ANDRÉ FLEURY MORAES
SÃO PAULO, SP (FOLHAPRESS)
O abuso contra animais, como aconteceu com o cão chamado Orelha, pode levar a punições de dois a cinco anos de prisão segundo as leis brasileiras. Contudo, neste caso, os suspeitos são adolescentes e, por isso, a lei usada é o Estatuto da Criança e do Adolescente (ECA), não o Código Penal.

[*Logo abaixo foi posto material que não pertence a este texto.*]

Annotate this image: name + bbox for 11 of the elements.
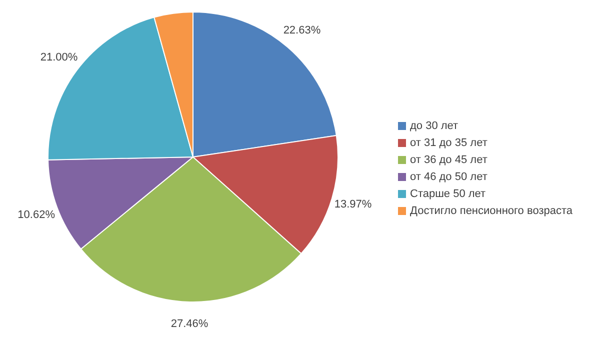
data-label: 13.97% xyxy=(334,198,372,211)
legend-label: до 30 лет xyxy=(410,120,458,132)
legend-label: от 36 до 45 лет xyxy=(410,154,488,166)
data-label: 22.63% xyxy=(283,24,321,36)
legend-label: от 46 до 50 лет xyxy=(410,171,488,183)
data-label: 10.62% xyxy=(18,208,56,221)
data-label: 27.46% xyxy=(170,318,208,330)
data-label: 21.00% xyxy=(40,51,78,64)
legend-label: Старше 50 лет xyxy=(410,188,486,200)
legend-label: Достигло пенсионного возраста xyxy=(410,205,573,217)
legend-label: от 31 до 35 лет xyxy=(410,137,488,149)
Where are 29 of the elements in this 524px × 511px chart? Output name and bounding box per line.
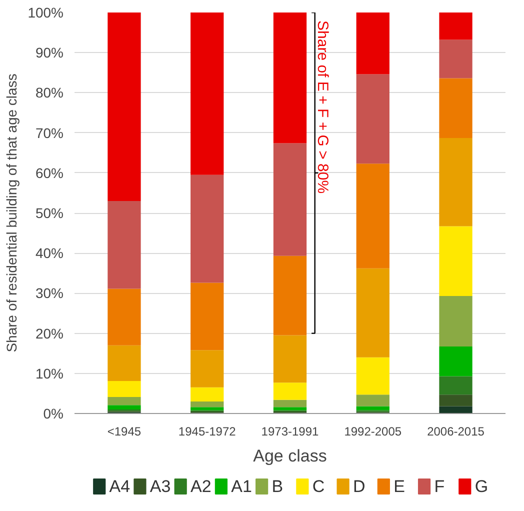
y-tick-label: 100% xyxy=(28,4,64,20)
x-axis-title: Age class xyxy=(253,446,327,466)
legend-label: G xyxy=(474,477,488,496)
y-tick-label: 60% xyxy=(35,164,64,181)
y-tick-label: 30% xyxy=(35,285,64,302)
y-tick-label: 50% xyxy=(35,205,64,221)
y-tick-label: 20% xyxy=(35,325,64,342)
legend-label: F xyxy=(434,477,445,496)
legend-label: C xyxy=(312,477,325,496)
x-tick-label: 2006-2015 xyxy=(427,424,485,438)
legend-label: E xyxy=(394,477,405,496)
legend-label: A3 xyxy=(150,477,171,496)
legend-label: A1 xyxy=(231,477,252,496)
legend-label: B xyxy=(272,477,284,496)
x-tick-label: 1992-2005 xyxy=(344,424,402,438)
y-tick-label: 70% xyxy=(35,124,64,141)
y-tick-label: 10% xyxy=(35,365,64,382)
legend-label: A4 xyxy=(109,477,130,496)
x-tick-label: 1945-1972 xyxy=(178,424,236,438)
y-tick-label: 0% xyxy=(43,406,64,422)
y-tick-label: 40% xyxy=(35,245,64,262)
annotation: Share of E + F + G > 80% xyxy=(314,20,331,194)
x-tick-label: <1945 xyxy=(107,424,142,438)
legend-label: A2 xyxy=(190,477,212,496)
x-tick-label: 1973-1991 xyxy=(261,424,320,438)
legend-label: D xyxy=(352,477,366,496)
y-axis-title: Share of residential building of that age class xyxy=(4,74,20,352)
y-tick-label: 80% xyxy=(35,84,64,101)
y-tick-label: 90% xyxy=(35,44,64,61)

A Constituição do Brasil diz que menores de 18 anos não podem ser penalizados da mesma forma que adultos. Assim, o que seria crime para adultos é tratado como ato infracional para adolescentes, que podem receber punições específicas.
Segundo o especialista em direito penal, Leandro Sarcedo, que é doutor pela USP, as punições do ECA incluem advertência, obrigação de reparar danos, prestação de serviços comunitários, liberdade assistida, regime semiaberto ou internação em instituição educacional.
O cão Orelha, conhecido na comunidade, foi encontrado machucado e acabou morrendo na Praia Brava, em Florianópolis. A polícia local tem evidências de que os jovens atacaram o animal com pauladas, mas o caso está sob segredo.
Enquanto o Código Penal fixa penas para crimes, no ECA a punição depende da análise de cada situação, considerando a capacidade do jovem de cumprir a medida, as circunstâncias e a gravidade do ato.
Sarcedo acredita que dificilmente os adolescentes receberão a pena máxima prevista no ECA, que é a internação, pois ela é aplicada somente em casos de graves ameaças, violência a pessoas, reincidência em infrações graves, ou descumprimento de medidas anteriores.
O advogado Daniel Bialski, mestre em direito penal pela PUC-SP, diz que essa medida de internação pode ser discutida, já que há casos de jovens internados por infrações sem violência direta, de acordo com decisões judiciais variáveis.
A polícia ainda investiga se familiares dos adolescentes tentaram intimidar testemunhas, o que poderia configurar crime apenas para eles, pois a responsabilidade penal é individual.
Por outro lado, os pais podem ser responsabilizados civilmente, conforme o Código Civil, que diz que eles respondem pelos atos dos filhos menores, independentemente de culpa.
Bialski explica que o Ministério Público ou qualquer cidadão pode pedir que os pais sejam obrigados a pagar indenização pelos atos dos filhos.
O crime gerou protestos em várias cidades brasileiras, como São Paulo, Belém, Belo Horizonte, Brasília, Fortaleza, Natal, Rio de Janeiro e Salvador.
Na Avenida Paulista, manifestantes afirmaram que os adolescentes não são crianças, mas assassinos, e pediram a redução da maioridade penal. Contudo, especialistas recomendam cautela na análise do caso.
Sarcedo destaca que a redução da maioridade penal não é permitida no Brasil por ser uma cláusula pétrea da Constituição, e que usar esse caso para defender essa mudança é inadequado.
Bialski sugere que mudanças podem surgir por meio de plebiscitos, mas devem ser amplas e bem discutidas.
Ele defende uma reforma penal que permita reduzir a maioridade para 16 anos em alguns casos, analisando cada situação com a ajuda de profissionais como psicólogos e psiquiatras, para entender a capacidade de discernimento dos jovens envolvidos.